Il sourit pour lui-même de sa métaphore, alors que je pousse une flopée de jurons à l’évocation de ce nom.
Ashley. Ma bête noire. Une blonde siliconée qui se cramponne à mes épaules, telle une sangsue, pour tenter de me façonner devant les flashs et derrière les écrans.

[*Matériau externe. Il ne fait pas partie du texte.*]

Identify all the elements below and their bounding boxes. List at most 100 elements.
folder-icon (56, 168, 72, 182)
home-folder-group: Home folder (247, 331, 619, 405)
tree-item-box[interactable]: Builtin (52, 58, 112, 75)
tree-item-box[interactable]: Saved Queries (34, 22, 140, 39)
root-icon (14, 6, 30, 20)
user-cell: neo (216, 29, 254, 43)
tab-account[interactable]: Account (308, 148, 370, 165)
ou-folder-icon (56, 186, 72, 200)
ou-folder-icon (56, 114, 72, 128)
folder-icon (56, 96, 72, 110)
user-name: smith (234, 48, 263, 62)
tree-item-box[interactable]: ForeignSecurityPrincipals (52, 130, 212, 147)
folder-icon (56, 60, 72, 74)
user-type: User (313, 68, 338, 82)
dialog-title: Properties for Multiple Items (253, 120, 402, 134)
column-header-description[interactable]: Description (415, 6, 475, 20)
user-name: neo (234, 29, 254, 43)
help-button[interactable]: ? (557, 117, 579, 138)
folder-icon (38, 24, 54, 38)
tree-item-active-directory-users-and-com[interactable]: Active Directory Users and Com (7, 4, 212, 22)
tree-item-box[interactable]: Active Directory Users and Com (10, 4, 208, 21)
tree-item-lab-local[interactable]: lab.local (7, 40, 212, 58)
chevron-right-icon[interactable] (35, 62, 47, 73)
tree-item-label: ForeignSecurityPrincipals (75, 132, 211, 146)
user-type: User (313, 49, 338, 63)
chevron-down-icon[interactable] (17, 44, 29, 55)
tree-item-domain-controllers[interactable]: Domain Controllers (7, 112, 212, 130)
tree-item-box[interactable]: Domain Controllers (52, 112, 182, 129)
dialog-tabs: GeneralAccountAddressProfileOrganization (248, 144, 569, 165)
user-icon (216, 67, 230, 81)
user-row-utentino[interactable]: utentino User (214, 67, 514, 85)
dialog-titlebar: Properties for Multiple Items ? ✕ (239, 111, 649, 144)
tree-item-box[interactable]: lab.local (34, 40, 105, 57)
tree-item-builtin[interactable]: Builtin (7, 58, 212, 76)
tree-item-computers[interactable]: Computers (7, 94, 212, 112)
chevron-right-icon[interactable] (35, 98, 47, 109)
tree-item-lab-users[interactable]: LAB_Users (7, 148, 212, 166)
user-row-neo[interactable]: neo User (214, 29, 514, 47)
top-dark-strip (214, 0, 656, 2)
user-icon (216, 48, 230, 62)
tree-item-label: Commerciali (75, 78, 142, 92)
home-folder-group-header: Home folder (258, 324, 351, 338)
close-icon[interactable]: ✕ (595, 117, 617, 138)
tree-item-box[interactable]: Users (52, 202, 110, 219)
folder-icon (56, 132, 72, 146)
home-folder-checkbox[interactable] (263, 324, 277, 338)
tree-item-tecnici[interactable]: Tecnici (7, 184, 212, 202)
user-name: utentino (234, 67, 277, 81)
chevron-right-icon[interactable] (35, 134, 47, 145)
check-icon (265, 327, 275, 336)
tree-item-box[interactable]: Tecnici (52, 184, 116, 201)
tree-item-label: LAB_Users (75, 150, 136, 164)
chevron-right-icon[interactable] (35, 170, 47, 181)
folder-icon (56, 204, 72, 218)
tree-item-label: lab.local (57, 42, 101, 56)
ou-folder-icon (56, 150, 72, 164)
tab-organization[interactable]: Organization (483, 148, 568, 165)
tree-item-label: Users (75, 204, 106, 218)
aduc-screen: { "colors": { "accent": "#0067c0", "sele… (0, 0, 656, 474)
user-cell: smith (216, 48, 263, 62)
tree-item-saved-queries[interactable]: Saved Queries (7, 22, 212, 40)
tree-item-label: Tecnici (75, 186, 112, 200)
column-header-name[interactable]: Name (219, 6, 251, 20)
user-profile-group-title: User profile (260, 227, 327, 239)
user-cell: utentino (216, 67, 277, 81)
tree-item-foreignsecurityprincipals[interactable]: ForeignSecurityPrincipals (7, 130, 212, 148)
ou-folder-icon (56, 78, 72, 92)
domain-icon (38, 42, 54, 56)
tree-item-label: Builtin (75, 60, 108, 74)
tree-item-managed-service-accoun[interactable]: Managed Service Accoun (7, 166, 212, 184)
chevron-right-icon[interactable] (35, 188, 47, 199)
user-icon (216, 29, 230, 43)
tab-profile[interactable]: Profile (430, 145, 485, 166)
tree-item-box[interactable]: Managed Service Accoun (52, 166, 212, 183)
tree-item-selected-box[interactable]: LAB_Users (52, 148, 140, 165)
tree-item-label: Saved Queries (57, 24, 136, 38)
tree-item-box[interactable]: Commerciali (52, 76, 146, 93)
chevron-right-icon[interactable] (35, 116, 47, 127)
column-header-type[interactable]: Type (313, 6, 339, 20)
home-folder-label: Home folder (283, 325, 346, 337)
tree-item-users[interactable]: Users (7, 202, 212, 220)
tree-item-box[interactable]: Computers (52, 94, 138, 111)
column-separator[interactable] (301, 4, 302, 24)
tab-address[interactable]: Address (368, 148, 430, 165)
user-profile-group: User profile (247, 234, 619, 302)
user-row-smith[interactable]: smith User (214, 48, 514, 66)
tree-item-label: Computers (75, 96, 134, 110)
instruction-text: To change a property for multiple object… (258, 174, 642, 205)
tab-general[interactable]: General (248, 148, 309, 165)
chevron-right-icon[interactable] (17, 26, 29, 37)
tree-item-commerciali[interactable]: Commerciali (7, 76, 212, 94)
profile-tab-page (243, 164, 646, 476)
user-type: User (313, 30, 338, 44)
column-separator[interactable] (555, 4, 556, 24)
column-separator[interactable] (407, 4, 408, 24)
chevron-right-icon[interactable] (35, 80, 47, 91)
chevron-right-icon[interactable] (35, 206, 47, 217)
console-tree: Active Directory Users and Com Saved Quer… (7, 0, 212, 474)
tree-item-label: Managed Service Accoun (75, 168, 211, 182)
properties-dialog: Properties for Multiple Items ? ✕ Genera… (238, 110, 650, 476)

Débauchée par Éric rien que pour mes beaux yeux, parce qu’il parait qu’ils sont ultra vendeurs si on les met entre de bonnes mains. Une garce de nana qui fait chier, mais capable de décrocher des cachets de publicités à six chiffres… Forcément, ça joue en sa faveur, à cette connasse.
— Au passage, je pense que Marlène n’osera pas aborder le sujet tout de suite, mais on t’a collé l’étiquette « Gay » dans un des derniers articles de Glamour UK.
Je manque d’en lâcher ma guitare en la déhoussant.
— Tss, quelle bande de cons ! J’ai vraiment l’allure d’un mec qui suce des b…
Il me coupe en enfonçant un doigt sur une touche de son clavier, faisant résonner un « Fa » tonitruant dans la pièce.
— Non, mais tu es officiellement célibataire et tu ne montres pas beaucoup d’intérêt pour les femmes qu’on croise. CQFD. Le raccourci est vite fait. Et comme ils pensent aussi que je suis gay, ils ont lancé la rumeur d’une éventuelle relation entre toi et moi.
— Oh merde… T’es sérieux ?
Je relève brutalement les yeux vers mon claviériste qui se contente de brancher son casque sur son synthé, complètement hermétique à tout ce qu’il m’annonce. Bordel. Lui et moi ? Mais où est-ce qu’ils sont allés chercher une connerie pareille ?
— Mais ils sont malades ! C’est le soleil de Californie qui leur crame les neurones ? Je savais qu’ils crevaient la dalle, mais pas au point de balancer une intox comme celle-là.
— Les fans adorent, en tout cas. Ils ont ressorti la photo de notre dernière interview pour Guitar Read, et il semblerait que ton bras autour de mon cou soit un signe évident de possession. Donc tu es gay, violent, et jaloux de surcroît. Quant à moi je suis soumis, bisexuel et passif dans notre couple.
Cette succession de phrases est tellement absurde que je prends deux secondes pour m’asseoir. Je scrute le visage penché de Teddy qui enfile son casque et commence à pianoter, comme si je n’existais plus. Ça y est, il a fini son partage de la journée. Il a sans doute décidé qu’il valait mieux que ce soit lui qui m’annonce ça, plutôt que Marlène, sur qui j’aurais passé mes nerfs rien que pour la voir faire des bonds de dix mètres. Mais lui, il est là, à jouer ses mélodies pour lui-même, avec le visage aussi lisse qu’une feuille de papier vierge. Et il s’en contrefout.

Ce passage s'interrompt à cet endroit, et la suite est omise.